If you have been meaning to say something to someone but the time just did not feel right - Do it now.

If you feel like chasing your dreams and turning your passion into profession but are not sure if it would be the right thing to do - atleast give it a try. Do it now.

Living life without regrets is the only way to live it. Maybe the behaviour or action will be considered impulsive or even wrong by everyone else but if it brings you happiness without hurting anybody - do it now. Following your heart every moment of your life is perhaps the biggest gift you can give to yourself. Maybe the logical thinkers will want to crucify me for even suggesting such a thing - they are entitled to their views - just like I am entitled to mine.
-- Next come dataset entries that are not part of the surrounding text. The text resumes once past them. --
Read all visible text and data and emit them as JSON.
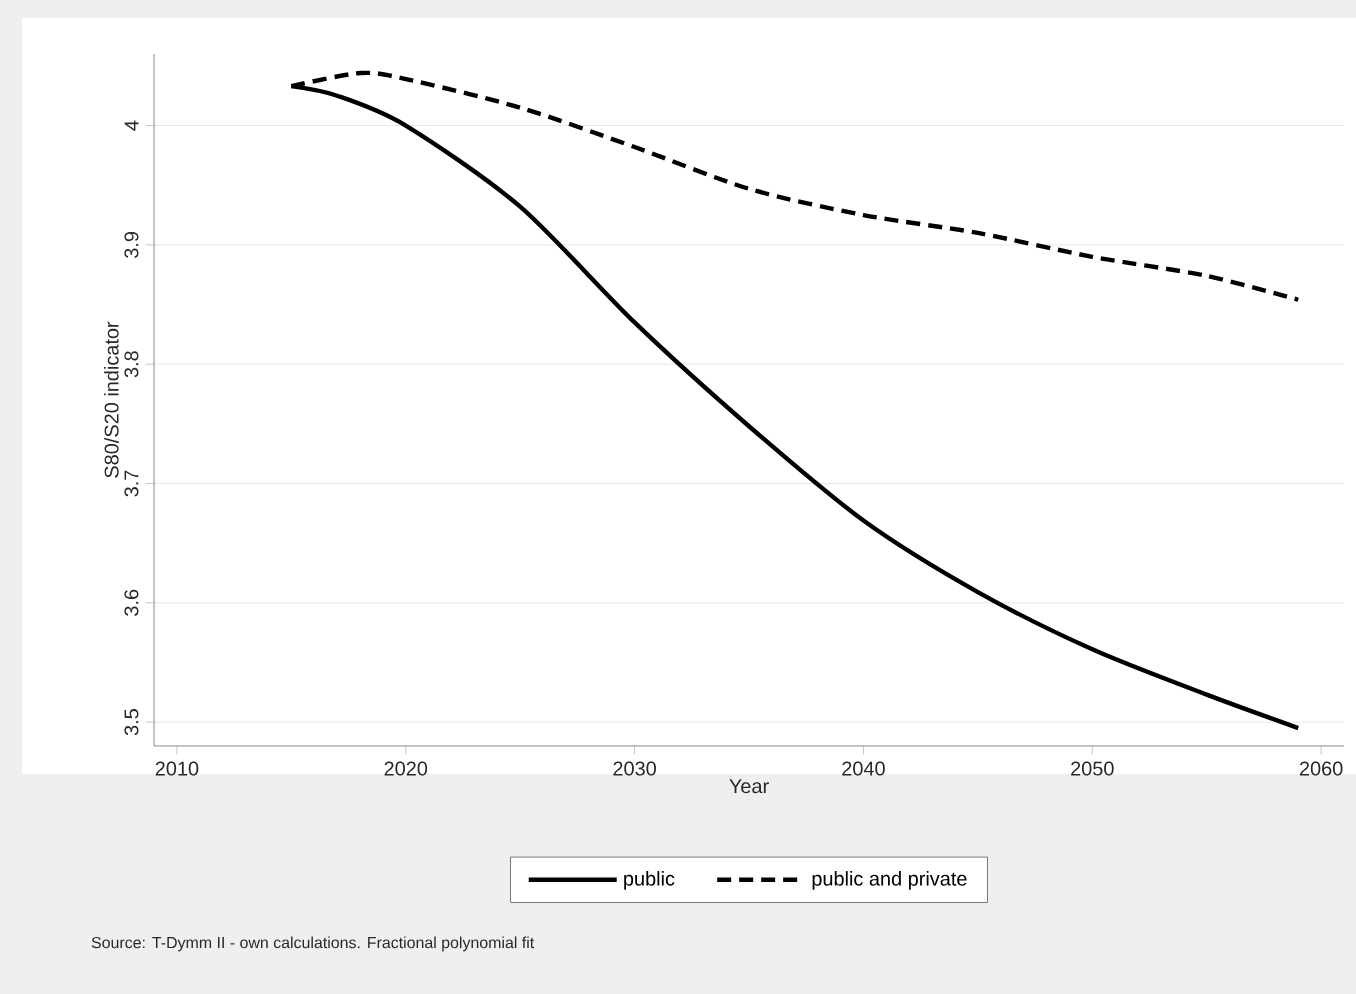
{
  "chart_data": {
    "type": "line",
    "xlabel": "Year",
    "ylabel": "S80/S20 indicator",
    "xlim": [
      2009,
      2061
    ],
    "ylim": [
      3.48,
      4.06
    ],
    "xticks": [
      2010,
      2020,
      2030,
      2040,
      2050,
      2060
    ],
    "yticks": [
      3.5,
      3.6,
      3.7,
      3.8,
      3.9,
      4
    ],
    "grid": "y",
    "legend": "bottom",
    "annotations": [
      "Source: T-Dymm II - own calculations. Fractional polynomial fit"
    ],
    "series": [
      {
        "name": "public",
        "color": "#000000",
        "line_style": "solid",
        "x": [
          2015,
          2017,
          2020,
          2025,
          2030,
          2035,
          2040,
          2045,
          2050,
          2055,
          2059
        ],
        "values": [
          4.033,
          4.025,
          4.0,
          3.932,
          3.835,
          3.748,
          3.669,
          3.609,
          3.561,
          3.523,
          3.495
        ]
      },
      {
        "name": "public and private",
        "color": "#000000",
        "line_style": "dashed",
        "x": [
          2015,
          2018,
          2020,
          2025,
          2030,
          2035,
          2040,
          2045,
          2050,
          2055,
          2059
        ],
        "values": [
          4.033,
          4.044,
          4.039,
          4.015,
          3.982,
          3.947,
          3.925,
          3.91,
          3.89,
          3.874,
          3.854
        ]
      }
    ]
  }
}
*As I see the rain pouring down and feel the cool breeze soothing my parched soul, I feel this strong urge to step out and take a walk in the rain. Everybody else around me is huddling under shelters - protecting themselves against this downpour. My mind shouts - you know you have a perpetual throat problem and getting drenched is not a good idea - I repeat 'Not' a good idea. My heart smiles and softly whispers - go ahead - Do it now. I ended up in bed - sore throat, severe cough, runny nose, constant headache, throat infection induced fever. Was the momentary insanity worth all this? U bet!!!! :-)





1 comment:

aditi said...

My Dida is above 90 years in age...when I see her, rarely, I can't figure whether she enjoys my company anymore, but I sure can figure that she enjoys the knowledge that I am around, that itself proves a great source of joy to her. I should see her soon.